Optimizing genome assemblies

Posted on Posted in Uncategorized

I am working on a genome assembly- this is a human sized vertebrate genome (Peromyscus eremicus). I work on this species in the context of adaptation to deserts (e.g. extreme heat and aridity), and in the future on its behavior. Aside from the biological goals, I’m interested in showing that large genome assembly projects don’t need huge consortiums or massive budgets. To meet the needs of many projects (e.g. genome for use in studies of (comparative) functional biology), these assemblies can be done with modest budgets by a single lab. This is a work in progress, so we’ll see if I’m right..

The data consist of 5 PE lanes and 1 lane from 2 MP libraries (5kb and 7kb insert) of read length 150nt. All of these are from rapid runs on a HiSeq 2500. In addition to this I have 3x coverage PacBio data fom the new P5-C3 chemistries (read N50=8800nt, max=38kb). As you can see, this is very modest. I’ll do some more sequencing, but we’ll see how far this gets me.

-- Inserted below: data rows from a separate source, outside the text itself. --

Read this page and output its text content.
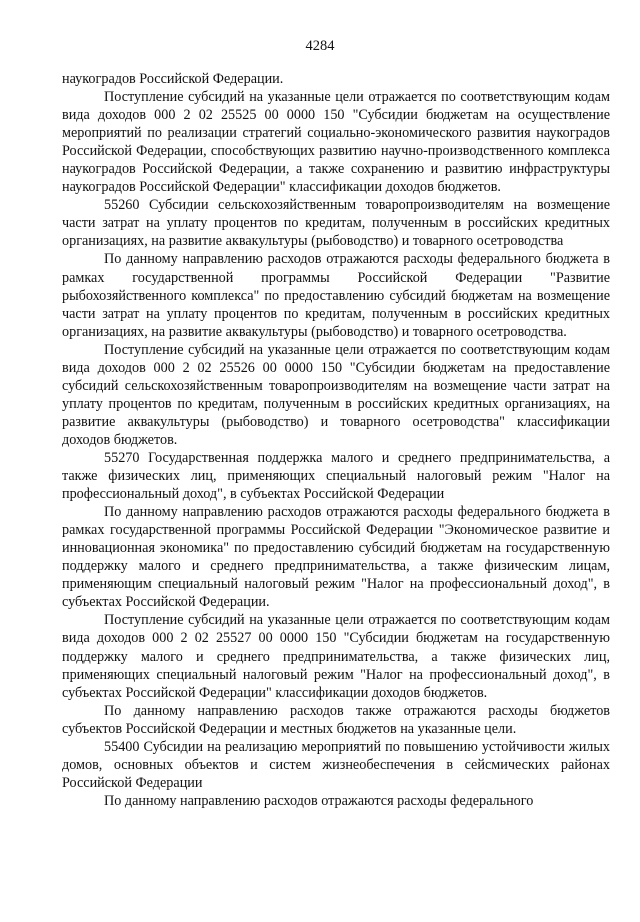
4284

наукоградов Российской Федерации.

Поступление субсидий на указанные цели отражается по соответствующим кодам вида доходов 000 2 02 25525 00 0000 150 "Субсидии бюджетам на осуществление мероприятий по реализации стратегий социально-экономического развития наукоградов Российской Федерации, способствующих развитию научно-производственного комплекса наукоградов Российской Федерации, а также сохранению и развитию инфраструктуры наукоградов Российской Федерации" классификации доходов бюджетов.

55260 Субсидии сельскохозяйственным товаропроизводителям на возмещение части затрат на уплату процентов по кредитам, полученным в российских кредитных организациях, на развитие аквакультуры (рыбоводство) и товарного осетроводства

По данному направлению расходов отражаются расходы федерального бюджета в рамках государственной программы Российской Федерации "Развитие рыбохозяйственного комплекса" по предоставлению субсидий бюджетам на возмещение части затрат на уплату процентов по кредитам, полученным в российских кредитных организациях, на развитие аквакультуры (рыбоводство) и товарного осетроводства.

Поступление субсидий на указанные цели отражается по соответствующим кодам вида доходов 000 2 02 25526 00 0000 150 "Субсидии бюджетам на предоставление субсидий сельскохозяйственным товаропроизводителям на возмещение части затрат на уплату процентов по кредитам, полученным в российских кредитных организациях, на развитие аквакультуры (рыбоводство) и товарного осетроводства" классификации доходов бюджетов.

55270 Государственная поддержка малого и среднего предпринимательства, а также физических лиц, применяющих специальный налоговый режим "Налог на профессиональный доход", в субъектах Российской Федерации

По данному направлению расходов отражаются расходы федерального бюджета в рамках государственной программы Российской Федерации "Экономическое развитие и инновационная экономика" по предоставлению субсидий бюджетам на государственную поддержку малого и среднего предпринимательства, а также физическим лицам, применяющим специальный налоговый режим "Налог на профессиональный доход", в субъектах Российской Федерации.

Поступление субсидий на указанные цели отражается по соответствующим кодам вида доходов 000 2 02 25527 00 0000 150 "Субсидии бюджетам на государственную поддержку малого и среднего предпринимательства, а также физических лиц, применяющих специальный налоговый режим "Налог на профессиональный доход", в субъектах Российской Федерации" классификации доходов бюджетов.

По данному направлению расходов также отражаются расходы бюджетов субъектов Российской Федерации и местных бюджетов на указанные цели.

55400 Субсидии на реализацию мероприятий по повышению устойчивости жилых домов, основных объектов и систем жизнеобеспечения в сейсмических районах Российской Федерации

По данному направлению расходов отражаются расходы федерального
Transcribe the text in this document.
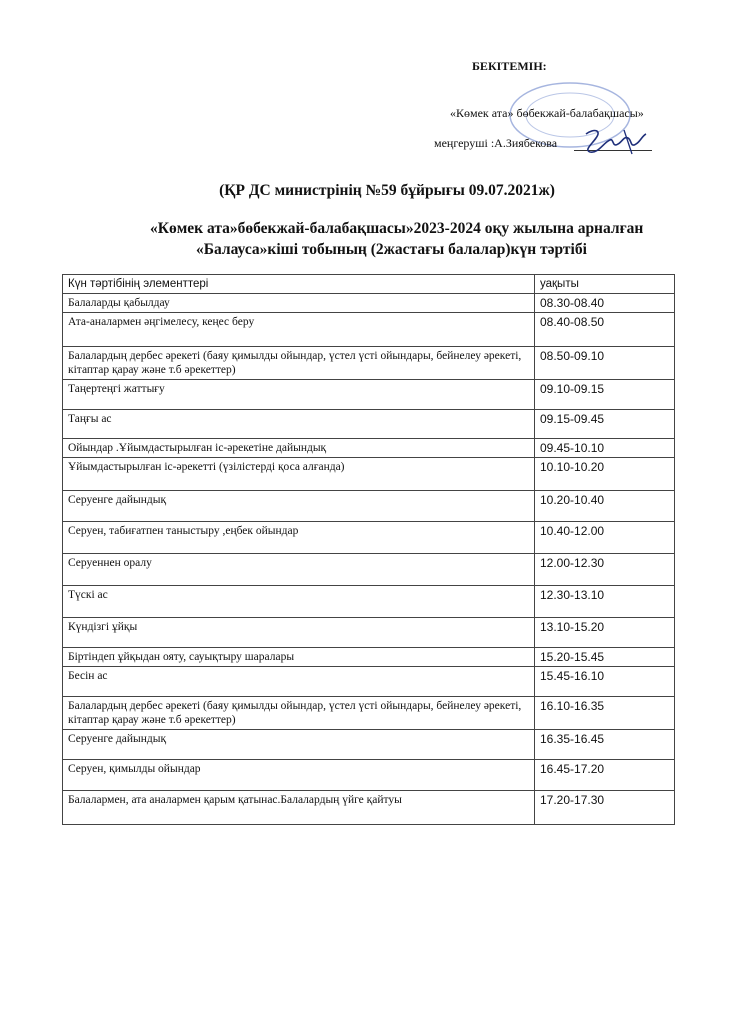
БЕКІТЕМІН:
«Көмек ата» бөбекжай-балабақшасы»
меңгеруші :А.Зиябекова
(ҚР ДС министрінің №59 бұйрығы 09.07.2021ж)
«Көмек ата»бөбекжай-балабақшасы»2023-2024 оқу жылына арналған
«Балауса»кіші тобының (2жастағы балалар)күн тәртібі
Күн тәртібінің элементтері	уақыты
Балаларды қабылдау	08.30-08.40
Ата-аналармен әңгімелесу, кеңес беру	08.40-08.50
Балалардың дербес әрекеті (баяу қимылды ойындар, үстел үсті ойындары, бейнелеу әрекеті, кітаптар қарау және т.б әрекеттер)	08.50-09.10
Таңертеңгі жаттығу	09.10-09.15
Таңғы ас	09.15-09.45
Ойындар .Ұйымдастырылған іс-әрекетіне дайындық	09.45-10.10
Ұйымдастырылған іс-әрекетті (үзілістерді қоса алғанда)	10.10-10.20
Серуенге дайындық	10.20-10.40
Серуен, табиғатпен таныстыру ,еңбек ойындар	10.40-12.00
Серуеннен оралу	12.00-12.30
Түскі ас	12.30-13.10
Күндізгі ұйқы	13.10-15.20
Біртіндеп ұйқыдан ояту, сауықтыру шаралары	15.20-15.45
Бесін ас	15.45-16.10
Балалардың дербес әрекеті (баяу қимылды ойындар, үстел үсті ойындары, бейнелеу әрекеті, кітаптар қарау және т.б әрекеттер)	16.10-16.35
Серуенге дайындық	16.35-16.45
Серуен, қимылды ойындар	16.45-17.20
Балалармен, ата аналармен қарым қатынас.Балалардың үйге қайтуы	17.20-17.30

FYI, I’m using a CRAY supercomputer for unitig construction. I’ve split up my input files into 145 equally sized chunks, ran with 1536 nodes — ABySS absolutely flies like this. Unitig construction done in about 75 minutes!!! I use XSEDE Blacklight for the contig construction and scaffolding.

So the question for today is of parameter optimization. I’m using ABySS, and in the process of optimizing k at the unitig stage. The issue I have, and everybody doing genome assembly has, is what parameter to optimize.  See the table below, red number are the ‘optimum’ for a given parameter:

Screen Shot 2014-02-09 at 10.23.07 AM

Optimize contiguity is the goal, but unfortunately (cue Assemblathon 2), different measures of contiguity suggest different values of k.  NG50 suggests k=105, N50 suggests k=75, and finally E-size (from GAGE paper) suggests k=91… Further, given all of the contiguity stats are relatively similar, at least between the larger values for k, maybe I should decide based on the size of the assembly. For ABySS, if a given kmer (or contig) is absent from the unitig assembly, it’s absent from all other stages, so maybe maximizing the size of the assembly (within reason) is something to consider. You can always get rid of contigs later on in the process, I suppose..

So, some outstanding questions:

  1. What k is best? I think I’ll go with 105, thought the kmers 91,93,95 look good, too.
  2. How is the k that maximizes unitig construction related to the k that maximizes contig assembly (and later, scaffolding)? Are these going to be different? If so, how different?
  • Chris

    Interesting post. Any reason you’re starting with k=61? I’d imagine for read lengths of [uncorrected] 150bp length reads, you might want to look in the 40s-50s. I’m aware that there appears to be a clear distribution in each category (which is actually a bit surprising). In my experience, I’ve had trouble with ABySS inflating N50 due to poor handling of low complexity repeats.

  • Rayan

    1) k=105 looks best: highest ng50, highest sum, largest max unitig length. The N80, N50, N20 metrics cannot be compared here, as the assembly sizes are very different.
    2) I’d say that, for a single-k assembler, the k that maximizes unitigs quality is likely the one that will produce the best assembly after scaffolding.

    • Matt MacManes

      Hi Rayan, Good to have my thoughts confirmed. I’ll go with 105! I’m going to do some tests with varying k in the contigging and scaffolding steps.. I’ll report back.